Using nvvp, I have identified two lines in my kernel that gave me high divergence.
The two lines are actually pretty simple, the first line, I want to find the location of the minimum value from a float3 vector. I used
minval=fminf(fminf(htime[0],htime[1]),htime[2]);
(*minloc)=(minval==htime[0]?0:(minval==htime[1]?1:2));
where htime is a float pointer point to 3 numbers in the register space.
The “?:” operation in the second line caused divergence 90% of the time.
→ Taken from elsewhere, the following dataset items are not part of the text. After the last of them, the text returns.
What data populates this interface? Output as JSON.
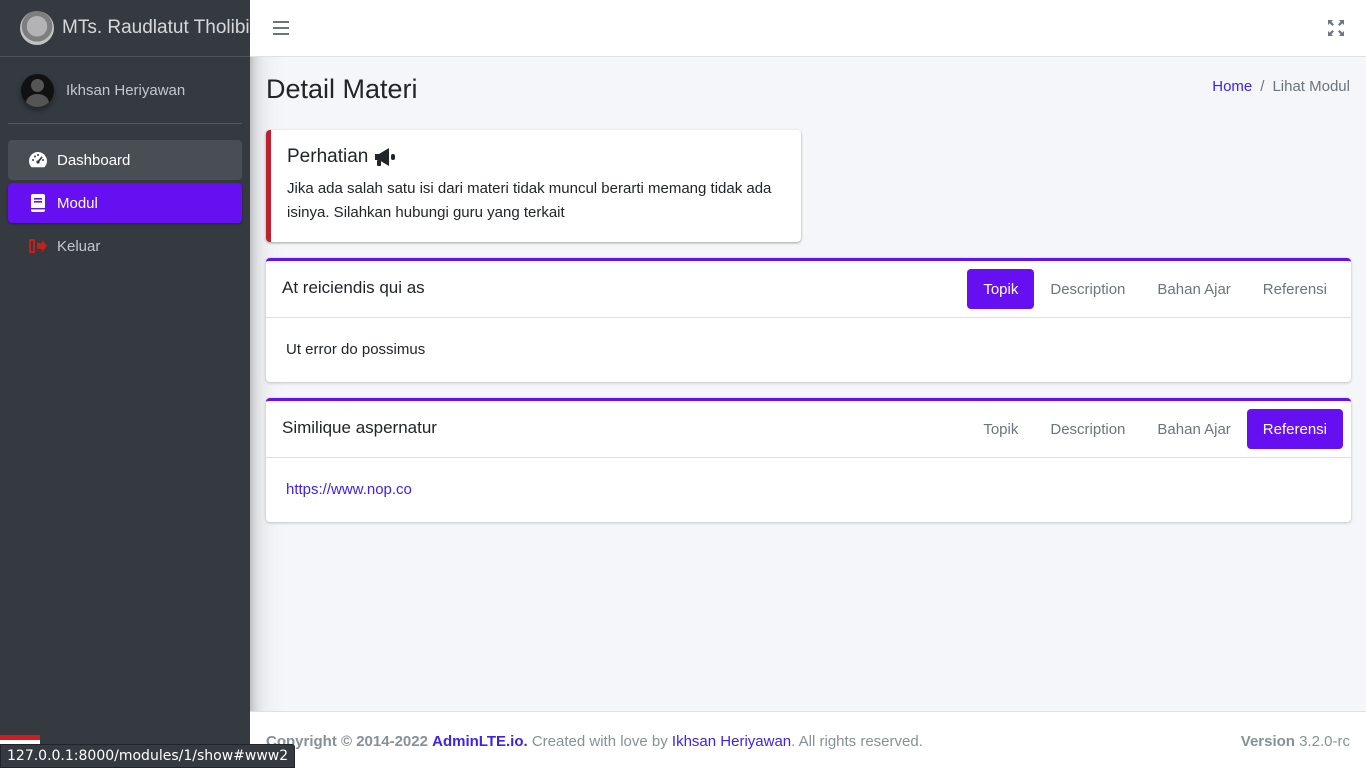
{
  "brand": {
    "name": "MTs. Raudlatut Tholibin"
  },
  "user": {
    "name": "Ikhsan Heriyawan"
  },
  "sidebar": {
    "items": [
      {
        "label": "Dashboard",
        "icon": "tachometer-icon"
      },
      {
        "label": "Modul",
        "icon": "book-icon"
      },
      {
        "label": "Keluar",
        "icon": "sign-out-icon"
      }
    ]
  },
  "page": {
    "title": "Detail Materi"
  },
  "breadcrumb": {
    "home": "Home",
    "current": "Lihat Modul"
  },
  "callout": {
    "title": "Perhatian",
    "text": "Jika ada salah satu isi dari materi tidak muncul berarti memang tidak ada isinya. Silahkan hubungi guru yang terkait"
  },
  "cards": [
    {
      "title": "At reiciendis qui as",
      "tabs": [
        "Topik",
        "Description",
        "Bahan Ajar",
        "Referensi"
      ],
      "active_tab": "Topik",
      "body": "Ut error do possimus"
    },
    {
      "title": "Similique aspernatur",
      "tabs": [
        "Topik",
        "Description",
        "Bahan Ajar",
        "Referensi"
      ],
      "active_tab": "Referensi",
      "body": "https://www.nop.co"
    }
  ],
  "footer": {
    "copyright": "Copyright © 2014-2022",
    "brand_link": "AdminLTE.io.",
    "created_by": "Created with love by",
    "author_link": "Ikhsan Heriyawan",
    "rights": ". All rights reserved.",
    "version_label": "Version",
    "version": "3.2.0-rc"
  },
  "status_bar": {
    "url": "127.0.0.1:8000/modules/1/show#www2"
  },
  "colors": {
    "accent": "#6610f2",
    "sidebar_bg": "#343a40",
    "danger": "#bd2130",
    "link": "#3f22e8"
  }
}
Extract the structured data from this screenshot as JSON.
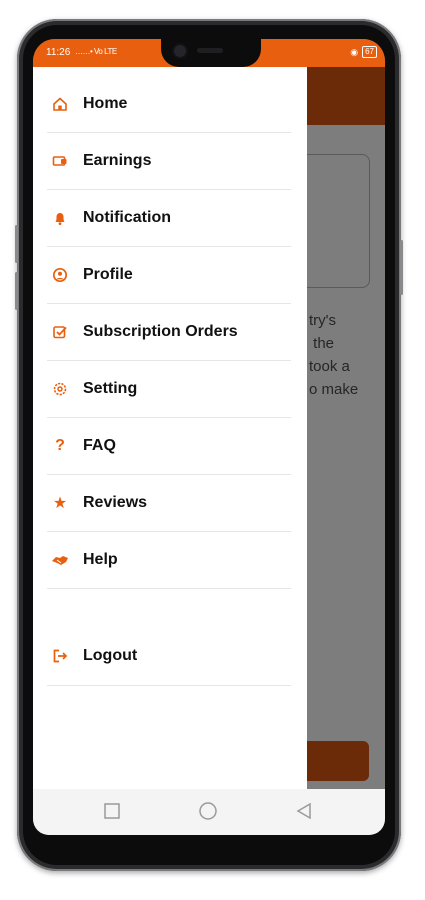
{
  "status_bar": {
    "time": "11:26",
    "signal": "……• Vo LTE",
    "battery": "67"
  },
  "menu": {
    "items": [
      {
        "label": "Home",
        "icon": "home-icon"
      },
      {
        "label": "Earnings",
        "icon": "wallet-icon"
      },
      {
        "label": "Notification",
        "icon": "bell-icon"
      },
      {
        "label": "Profile",
        "icon": "user-icon"
      },
      {
        "label": "Subscription Orders",
        "icon": "checkbox-icon"
      },
      {
        "label": "Setting",
        "icon": "settings-icon"
      },
      {
        "label": "FAQ",
        "icon": "question-icon"
      },
      {
        "label": "Reviews",
        "icon": "star-icon"
      },
      {
        "label": "Help",
        "icon": "handshake-icon"
      }
    ],
    "logout": {
      "label": "Logout",
      "icon": "logout-icon"
    }
  },
  "background": {
    "text": "try's\n the\ntook a\no make"
  },
  "colors": {
    "accent": "#e8600f",
    "dark_accent": "#6b2b08",
    "overlay": "#7d7d7d"
  }
}
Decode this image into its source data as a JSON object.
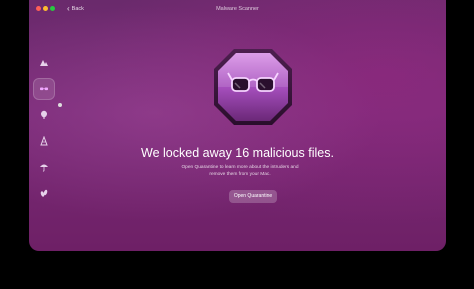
{
  "window": {
    "title": "Malware Scanner",
    "back_label": "Back"
  },
  "sidebar": {
    "items": [
      {
        "icon": "smart-scan-icon"
      },
      {
        "icon": "glasses-icon",
        "active": true
      },
      {
        "icon": "balloon-icon"
      },
      {
        "icon": "performance-icon"
      },
      {
        "icon": "umbrella-icon"
      },
      {
        "icon": "leaves-icon"
      }
    ]
  },
  "main": {
    "headline": "We locked away 16 malicious files.",
    "subtitle": "Open Quarantine to learn more about the intruders and remove them from your Mac.",
    "button_label": "Open Quarantine"
  },
  "colors": {
    "background": "#7a2b78",
    "badge": "#c07ad8",
    "close": "#ff5f57",
    "minimize": "#febc2e",
    "maximize": "#28c840"
  }
}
the second one is slightly more complicated, I call a custom math function (to replace nextafter) inside another “?:” operator:
(*minloc==0) ?
(htime[0]=mcx_nextafterf(__float2int_rn(htime[0]), (v->x > 0.f)-(v->x < 0.f))) :
((*minloc==1) ?
(htime[1]=mcx_nextafterf(__float2int_rn(htime[1]), (v->y > 0.f)-(v->y < 0.f))) :
(htime[2]=mcx_nextafterf(__float2int_rn(htime[2]), (v->z > 0.f)-(v->z < 0.f))) );
this again gave me 90% divergence.
In addition, the short function (23 lines total) that contains both of these cases is a hotspot of my code, taking about 1/10 of the run-time. Using PC sampling profiling, the function poses 64% latency due to execution dependency, 23% due to instruction fetch. I suspect those were also caused by the two ?: operators above.
My questions are,
-
is there a way to optimize the above code to avoid the divergence? I tried to use minloc as index to avoid the second ?:, but that makes my htime array in the local memory (instead of a register).
-
even I can find a way to avoid divergence in the above cases, do you think it will likely make a major impact to the execution efficiency? the expressions involved are kind of short.
happy to hear what you think about this.